While lead-gen advertisers expressed frustration that GML delivered far more solutions for ecommerce than lead-gen, Google shared that 50% of advertisers don’t leverage first-party data for ads. For instance, some lead-gen advertisers don’t yet connect their CRMs to help the ad platform understand lead quality.
The issue here is that the automations driving campaigns and bids can only work as well as the data provided by advertisers: “garbage in, garbage out.” The machine needs high-quality data to deliver the desired outcomes.
Advertisers should integrate their CRM systems with ad tools. Still, even if they don’t, I believe that generative AI’s ability to reduce friction for advertisers with more complex sales cycles will help shorten their conversion lag.
The storage unit example illustrates this well. If generative AI provides consumers with more appropriate suggestions, conversion rates should also increase.

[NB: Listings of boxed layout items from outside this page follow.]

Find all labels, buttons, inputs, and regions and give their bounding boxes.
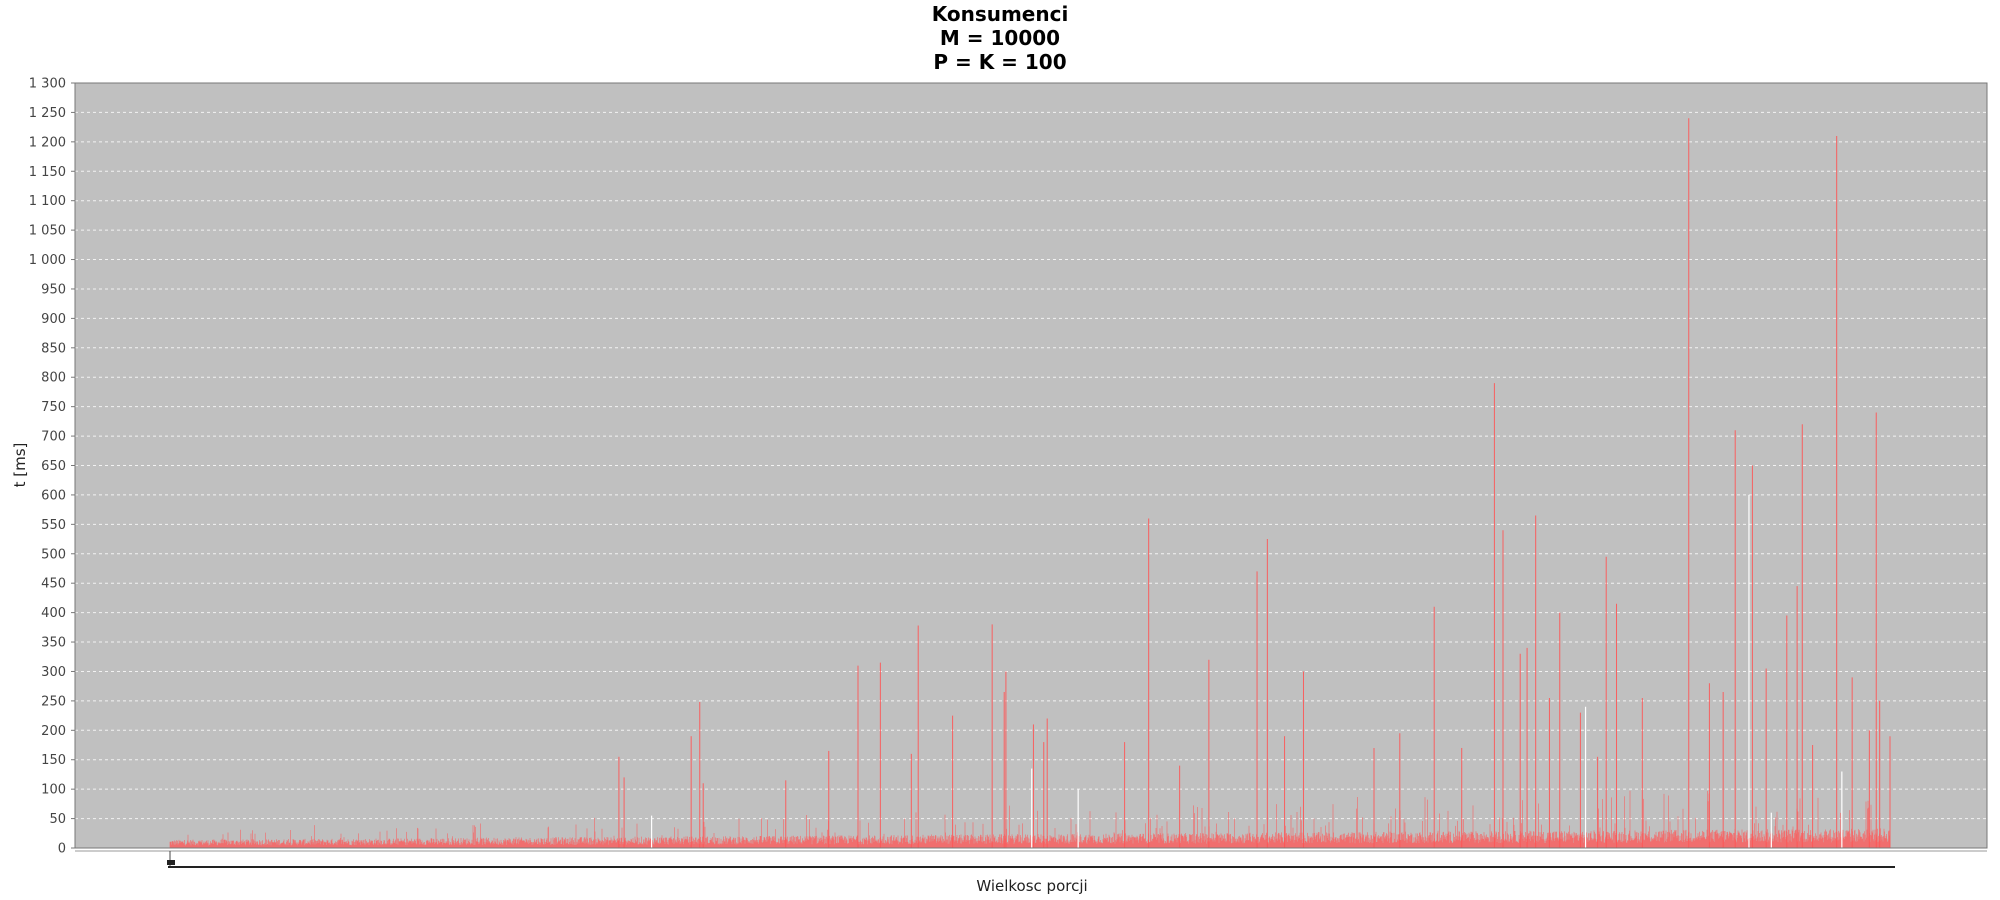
x-tick-labels-overlap bbox=[167, 860, 175, 865]
y-tick-label: 1 300 bbox=[29, 77, 66, 92]
y-tick-label: 250 bbox=[41, 694, 66, 709]
y-axis-label: t [ms] bbox=[11, 443, 29, 488]
y-tick-label: 50 bbox=[49, 812, 66, 827]
y-tick-label: 500 bbox=[41, 547, 66, 562]
x-axis bbox=[75, 850, 1987, 868]
x-axis-label: Wielkosc porcji bbox=[976, 877, 1087, 895]
y-tick-label: 300 bbox=[41, 665, 66, 680]
y-tick-label: 900 bbox=[41, 312, 66, 327]
y-tick-label: 1 100 bbox=[29, 194, 66, 209]
y-tick-label: 1 050 bbox=[29, 224, 66, 239]
y-tick-label: 950 bbox=[41, 282, 66, 297]
y-tick-label: 850 bbox=[41, 341, 66, 356]
y-tick-label: 600 bbox=[41, 488, 66, 503]
y-tick-label: 750 bbox=[41, 400, 66, 415]
chart-title-line: M = 10000 bbox=[940, 26, 1060, 50]
chart-title-line: Konsumenci bbox=[932, 2, 1069, 26]
y-tick-label: 650 bbox=[41, 459, 66, 474]
y-tick-label: 150 bbox=[41, 753, 66, 768]
y-tick-label: 1 200 bbox=[29, 135, 66, 150]
bar-series bbox=[169, 118, 1891, 848]
y-tick-label: 550 bbox=[41, 518, 66, 533]
gridlines bbox=[75, 111, 1987, 820]
y-tick-label: 800 bbox=[41, 371, 66, 386]
y-tick-label: 1 250 bbox=[29, 106, 66, 121]
y-tick-label: 350 bbox=[41, 636, 66, 651]
y-tick-label: 100 bbox=[41, 783, 66, 798]
y-tick-label: 700 bbox=[41, 430, 66, 445]
y-tick-label: 1 150 bbox=[29, 165, 66, 180]
y-tick-label: 200 bbox=[41, 724, 66, 739]
y-axis: 0 50 100 150 200 250 300 350 400 450 500 550 600 650 7… bbox=[29, 77, 75, 857]
y-tick-label: 0 bbox=[58, 842, 66, 857]
y-tick-label: 1 000 bbox=[29, 253, 66, 268]
y-tick-label: 450 bbox=[41, 577, 66, 592]
y-tick-label: 400 bbox=[41, 606, 66, 621]
chart-title-line: P = K = 100 bbox=[933, 50, 1066, 74]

Also, by streamlining time-consuming tasks that slow down the decision process, generative AI can accelerate it. This efficiency helps advertisers quickly identify high-quality leads, inform the ad platform and generate more high-quality leads.
Enhancing advertising efficiency and effectiveness with generative AI
GML 2024 showcased a future where generative AI transforms advertising, offering both immediate solutions and a visionary outlook for the years ahead.
While ecommerce advancements took center stage, the potential for generative AI to reshape B2B marketing and lead generation was evident.
Advertisers can enhance efficiency and effectiveness by leveraging AI-driven tools, integrating first-party data and reducing transactional friction.
As we navigate these changes, staying adaptable and embracing innovation will be crucial for maximizing the opportunities presented by this new era of advertising.